In 1863 Clara Kelley arrives in New York after forty-two days in the misery of steerage. Her Galway family has sent her to secure employment, and she makes for Pittsburgh since a cousin is working in the steel-mill city. Her name is the same as a girl from second class travel, so she is taken for a trained lady's maid and driven to Pittsburgh before anyone is the wiser. Amusingly Clara passes herself off as the new version well, mainly by staying correctly silent. She is upset by being assumed to be Anglo-Irish instead of Catholic, but finding a good position keeps her mouth shut.
Wow, Mrs Carnegie comes across as well-written. Domineering yet insecure by reason of her swift elevation from hard- working, scrimping Scots folk, she imitates the upper classes to which she now belongs.

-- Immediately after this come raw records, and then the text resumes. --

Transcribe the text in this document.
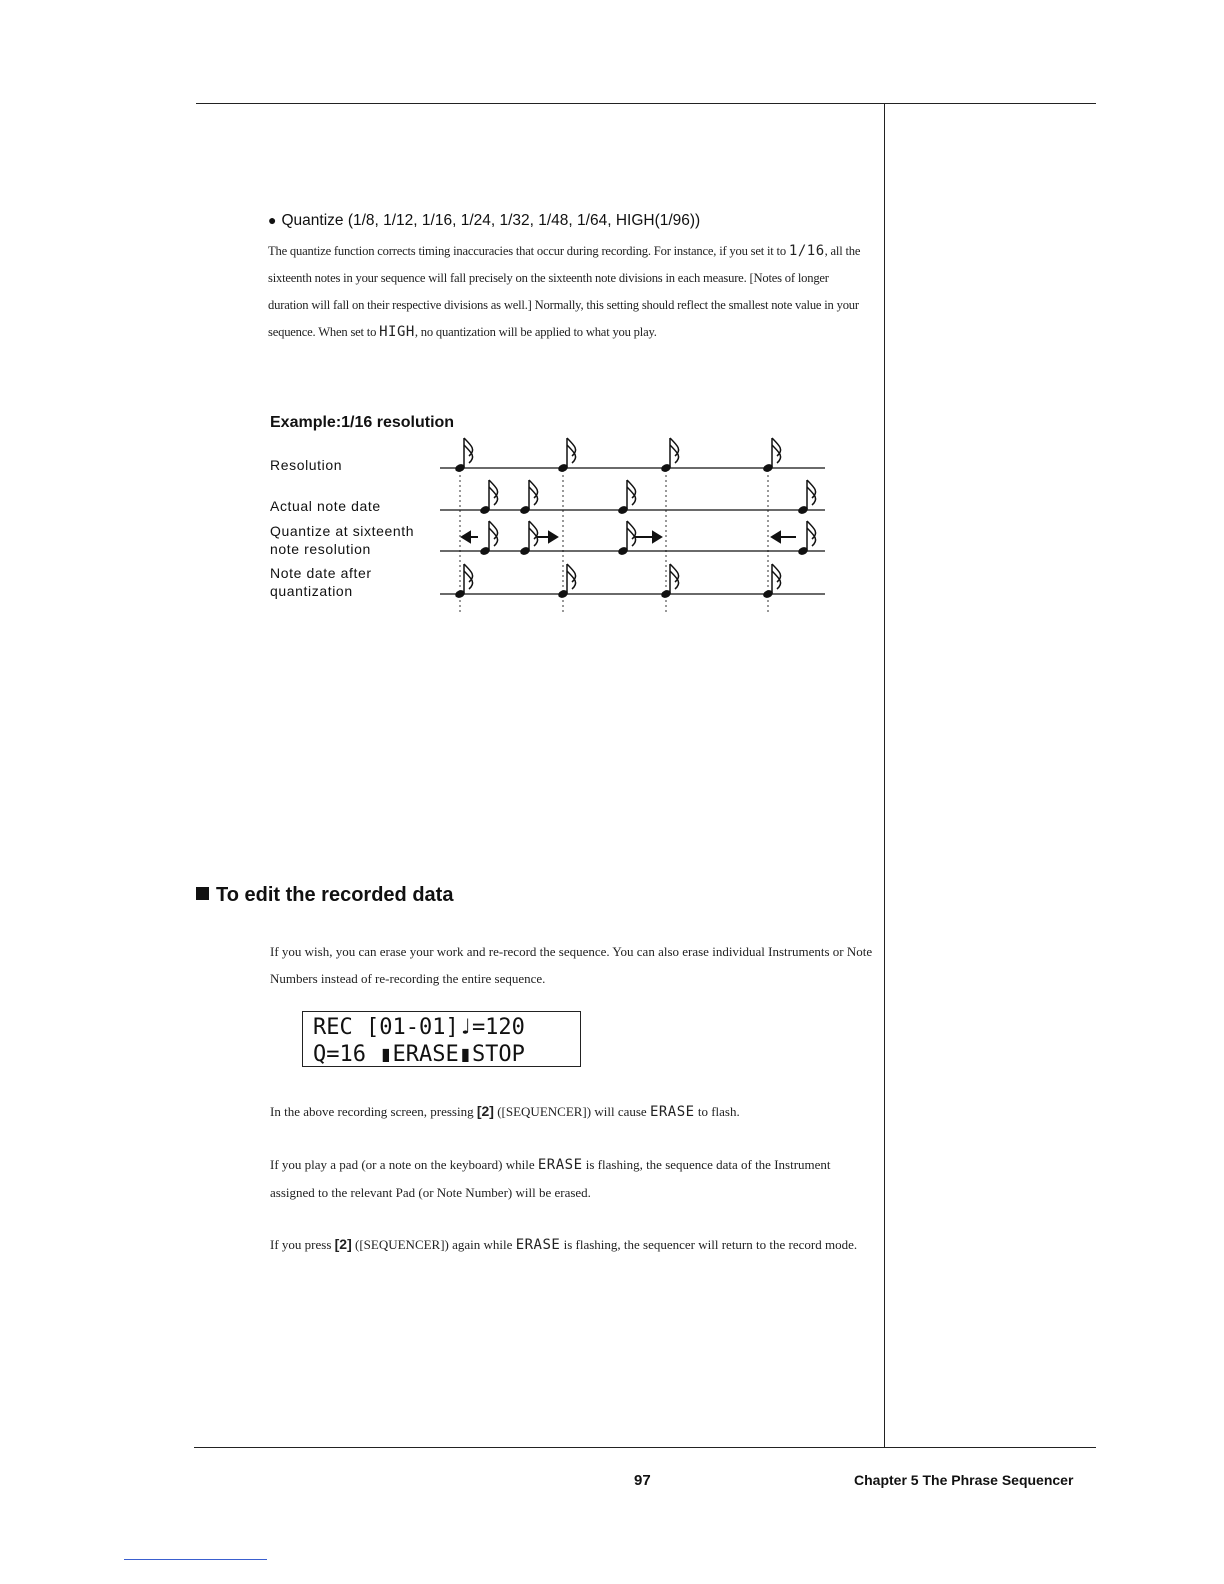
● Quantize (1/8, 1/12, 1/16, 1/24, 1/32, 1/48, 1/64, HIGH(1/96))
The quantize function corrects timing inaccuracies that occur during recording. For instance, if you set it to 1/16, all the sixteenth notes in your sequence will fall precisely on the sixteenth note divisions in each measure. [Notes of longer duration will fall on their respective divisions as well.] Normally, this setting should reflect the smallest note value in your sequence. When set to HIGH, no quantization will be applied to what you play.
Example:1/16 resolution
Resolution
Actual note date
Quantize at sixteenth
note resolution
Note date after
quantization
To edit the recorded data
If you wish, you can erase your work and re-record the sequence. You can also erase individual Instruments or Note Numbers instead of re-recording the entire sequence.
REC [01-01]♩=120
Q=16 ▮ERASE▮STOP
In the above recording screen, pressing [2] ([SEQUENCER]) will cause ERASE to flash.
If you play a pad (or a note on the keyboard) while ERASE is flashing, the sequence data of the Instrument assigned to the relevant Pad (or Note Number) will be erased.
If you press [2] ([SEQUENCER]) again while ERASE is flashing, the sequencer will return to the record mode.
97	Chapter 5 The Phrase Sequencer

Today, sombrely-dressed, she sets the styles, but she is also concerned to be doing everything correctly in the eyes of others. Her sons Andrew and Tom continue the railroad development begun by her family, though the Civil War is in progress. She is heavily involved in their business interests. While entertainment is muted during wartime, social calls -- and work for domestic staff -- continue unabated.
This classic character study also describes hard times in two countries. Through our heroine Clara's eyes we see the soot-filled city, the insane opulence close by the desperate poverty and risk of cholera. Her relatives here have factory work, which keeps them fed, and Clara realises just what her life would have been without the Carnegie house. Andrew Carnegie turns out to be not classist, and he converses with the maid about Elizabeth Barrett Browning's poetry. Not everyone approves.
Andrew tells CARNEGIE'S MAID about himself, so the reader can build up a picture of his hard times, keenness to get on and financial nous. He educated himself through a lending library open to working boys. Personally I grew up reading from a Carnegie Library in Dublin, so I would like to thank this man. Maybe I also have to thank his Irish maid. I love that thought.